# Qwake 3 Arena



## reddick (Aug 3, 2004)

I have lost the CD Key of Quake 3 Arena Game.Whenever I try to open , it demands me 4 the Key.
AnyOne knows , do tell me.I'm unable 2 play yet.


----------



## theraven (Aug 3, 2004)

this is not a crackin forum
what ur askin for is against the rules of the forum so plz stop askin such questions
if urs is a pirated copy .. u cant do anything abt it


----------



## never_trust_any_stranger (Aug 3, 2004)

Hey this is not a crackin forum, anyways try to avoid such posts.

*(Edited - [deXter]) Posting serial codes is illegal and also against the forum rules.*


----------



## Kl@w-24 (Aug 4, 2004)

Google it ! Don't ask such Qs here !!


----------



## ice (Aug 4, 2004)

Just click on accept... and u will still be able to play quake.


----------



## aadipa (Aug 5, 2004)

btw
blade_runner & Nemesis, u 2 quoted never_trust_any_stranger, so even if he edited his post, u will have to edit urs too 

and zam, pls don't give keys here, this is not a cracking forum (just PM to person who requested it  )


----------



## blade_runner (Aug 5, 2004)

aadipa said:
			
		

> btw
> blade_runner & Nemesis, u 2 quoted never_trust_any_stranger, so even if he edited his post, u will have to edit urs too
> 
> and zam, pls don't give keys here, this is not a cracking forum (just PM to person who requested it  )
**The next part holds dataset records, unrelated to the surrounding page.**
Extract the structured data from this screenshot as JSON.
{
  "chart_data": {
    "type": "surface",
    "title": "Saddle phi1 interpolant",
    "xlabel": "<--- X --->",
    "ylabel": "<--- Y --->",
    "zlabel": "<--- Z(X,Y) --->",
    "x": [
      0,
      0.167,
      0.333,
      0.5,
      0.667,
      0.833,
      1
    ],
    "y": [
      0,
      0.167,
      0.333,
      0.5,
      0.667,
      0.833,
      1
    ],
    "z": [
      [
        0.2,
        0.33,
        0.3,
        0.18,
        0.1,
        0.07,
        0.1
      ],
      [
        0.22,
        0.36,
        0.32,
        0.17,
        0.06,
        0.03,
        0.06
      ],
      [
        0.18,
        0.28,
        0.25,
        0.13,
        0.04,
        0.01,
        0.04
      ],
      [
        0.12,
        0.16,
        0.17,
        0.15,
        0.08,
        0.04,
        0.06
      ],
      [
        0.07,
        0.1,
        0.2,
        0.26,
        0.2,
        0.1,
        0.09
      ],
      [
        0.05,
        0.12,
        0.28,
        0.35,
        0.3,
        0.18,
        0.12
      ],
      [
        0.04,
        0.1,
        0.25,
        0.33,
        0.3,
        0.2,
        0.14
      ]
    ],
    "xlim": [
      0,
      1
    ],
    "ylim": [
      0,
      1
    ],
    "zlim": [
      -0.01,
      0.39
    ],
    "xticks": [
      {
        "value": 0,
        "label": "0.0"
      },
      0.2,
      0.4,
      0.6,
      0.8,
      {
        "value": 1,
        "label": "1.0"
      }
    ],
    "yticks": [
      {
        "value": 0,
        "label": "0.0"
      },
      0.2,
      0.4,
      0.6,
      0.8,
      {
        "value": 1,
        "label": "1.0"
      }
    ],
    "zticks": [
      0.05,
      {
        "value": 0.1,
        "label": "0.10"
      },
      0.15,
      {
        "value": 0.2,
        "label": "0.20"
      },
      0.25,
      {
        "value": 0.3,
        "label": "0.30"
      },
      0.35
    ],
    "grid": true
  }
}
Yeah i realised that after replying to never_trust_any_stranger ! and i immediately edited my post.


----------



## techno_funky (Aug 5, 2004)

never_trust_any_stranger said:
			
		

> Hey this is not a crackin forum, anyways try to avoid such posts.
> 
> Quake 3 Team Arena = s/n: *****************
> Quake III Arena = s/n: ***************
> Quake Team Arena = ***************



man this is the funniest post ever 
well about the Game if you have a LEGAL Copy of the game then you can contact the Game people they might help in the lost key problem


----------